A spring has a diameter of 1cm and the original length of 2m, the spring is pulled by a force of 100N. Determine the change in length of the spring given that young modulus of the spring is 5×10^9 N/M^2.
To determine the change in length of the spring, we can use Hooke's Law, which states that the force applied to a spring is directly proportional to the extension or compression of the spring.
Hooke's Law can be given as:
F = k * ΔL
Where:
F = Force applied to the spring
k = Spring constant (also known as the Young's modulus)

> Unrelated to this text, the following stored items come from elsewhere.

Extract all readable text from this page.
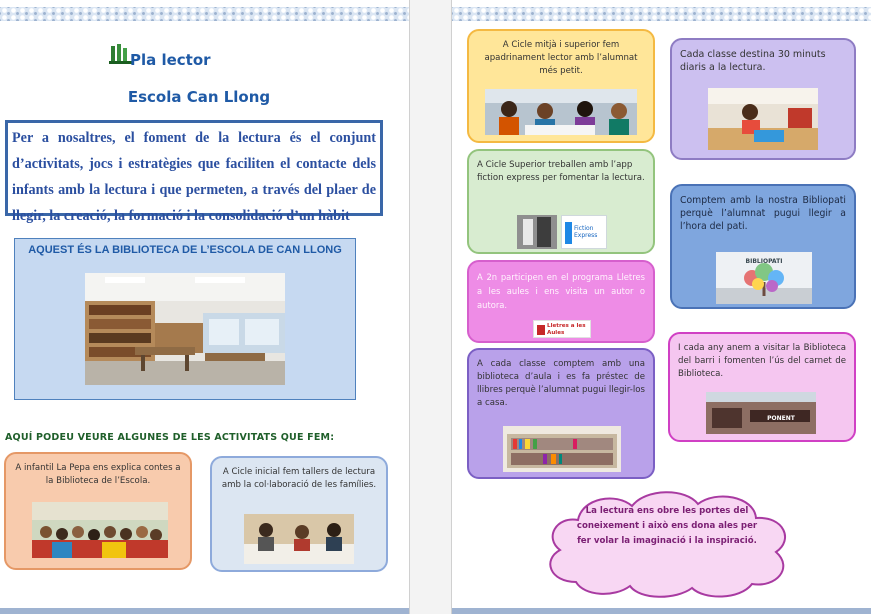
Pla lector
Escola Can Llong
Per a nosaltres, el foment de la lectura és el conjunt d’activitats, jocs i estratègies que faciliten el contacte dels infants amb la lectura i que permeten, a través del plaer de llegir, la creació, la formació i la consolidació d’un hàbit
AQUEST ÉS LA BIBLIOTECA DE L’ESCOLA DE CAN LLONG
AQUÍ PODEU VEURE ALGUNES DE LES ACTIVITATS QUE FEM:
A infantil La Pepa ens explica contes a la Biblioteca de l’Escola.
A Cicle inicial fem tallers de lectura amb la col·laboració de les famílies.
A Cicle mitjà i superior fem apadrinament lector amb l’alumnat més petit.
Cada classe destina 30 minuts diaris a la lectura.
A Cicle Superior treballen amb l’app fiction express per fomentar la lectura.
Fiction Express
Comptem amb la nostra Bibliopati perquè l’alumnat pugui llegir a l’hora del pati.
BIBLIOPATI
A 2n participen en el programa Lletres a les aules i ens visita un autor o autora.
Lletres a les Aules
I cada any anem a visitar la Biblioteca del barri i fomenten l’ús del carnet de Biblioteca.
PONENT
A cada classe comptem amb una biblioteca d’aula i es fa préstec de llibres perquè l’alumnat pugui llegir-los a casa.
La lectura ens obre les portes del coneixement i això ens dona ales per fer volar la imaginació i la inspiració.
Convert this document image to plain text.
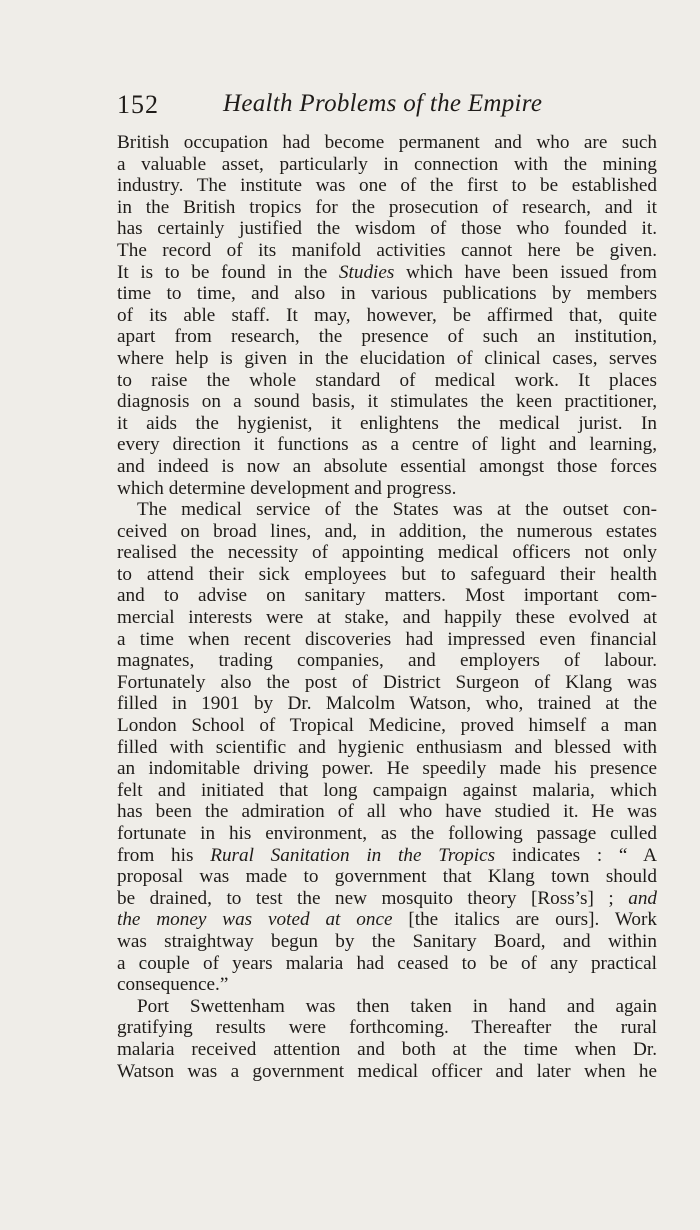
152	Health Problems of the Empire
British occupation had become permanent and who are such
a valuable asset, particularly in connection with the mining
industry. The institute was one of the first to be established
in the British tropics for the prosecution of research, and it
has certainly justified the wisdom of those who founded it.
The record of its manifold activities cannot here be given.
It is to be found in the Studies which have been issued from
time to time, and also in various publications by members
of its able staff. It may, however, be affirmed that, quite
apart from research, the presence of such an institution,
where help is given in the elucidation of clinical cases, serves
to raise the whole standard of medical work. It places
diagnosis on a sound basis, it stimulates the keen practitioner,
it aids the hygienist, it enlightens the medical jurist. In
every direction it functions as a centre of light and learning,
and indeed is now an absolute essential amongst those forces
which determine development and progress.
The medical service of the States was at the outset con-
ceived on broad lines, and, in addition, the numerous estates
realised the necessity of appointing medical officers not only
to attend their sick employees but to safeguard their health
and to advise on sanitary matters. Most important com-
mercial interests were at stake, and happily these evolved at
a time when recent discoveries had impressed even financial
magnates, trading companies, and employers of labour.
Fortunately also the post of District Surgeon of Klang was
filled in 1901 by Dr. Malcolm Watson, who, trained at the
London School of Tropical Medicine, proved himself a man
filled with scientific and hygienic enthusiasm and blessed with
an indomitable driving power. He speedily made his presence
felt and initiated that long campaign against malaria, which
has been the admiration of all who have studied it. He was
fortunate in his environment, as the following passage culled
from his Rural Sanitation in the Tropics indicates : “ A
proposal was made to government that Klang town should
be drained, to test the new mosquito theory [Ross’s] ; and
the money was voted at once [the italics are ours]. Work
was straightway begun by the Sanitary Board, and within
a couple of years malaria had ceased to be of any practical
consequence.”
Port Swettenham was then taken in hand and again
gratifying results were forthcoming. Thereafter the rural
malaria received attention and both at the time when Dr.
Watson was a government medical officer and later when he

ΔL = Change in length of the spring
In this case, we know the diameter of the spring (1 cm or 0.01 m), the original length (2 m), the force applied (100 N), and the Young's modulus (5×10^9 N/m^2). We need to find the change in length (ΔL).
First, let's calculate the area of the cross-section of the spring using the given diameter:
Area = π * (diameter/2)^2
Area = π * (0.01 m / 2)^2
Area = π * (0.005 m)^2
Area = π * 0.000025 m^2
Area = 7.85×10^-8 m^2 (approximately)
Now, let's calculate the spring constant (k) using the Young's modulus and the cross-sectional area:
k = Young's modulus / Area
k = 5×10^9 N/m^2 / 7.85×10^-8 m^2
k ≈ 6.369×10^16 N/m
Finally, let's rearrange Hooke's Law to solve for ΔL:
ΔL = F / k
ΔL = 100 N / 6.369×10^16 N/m
ΔL ≈ 1.5717×10^-15 m
Therefore, the change in length of the spring is approximately 1.5717×10^-15 meters.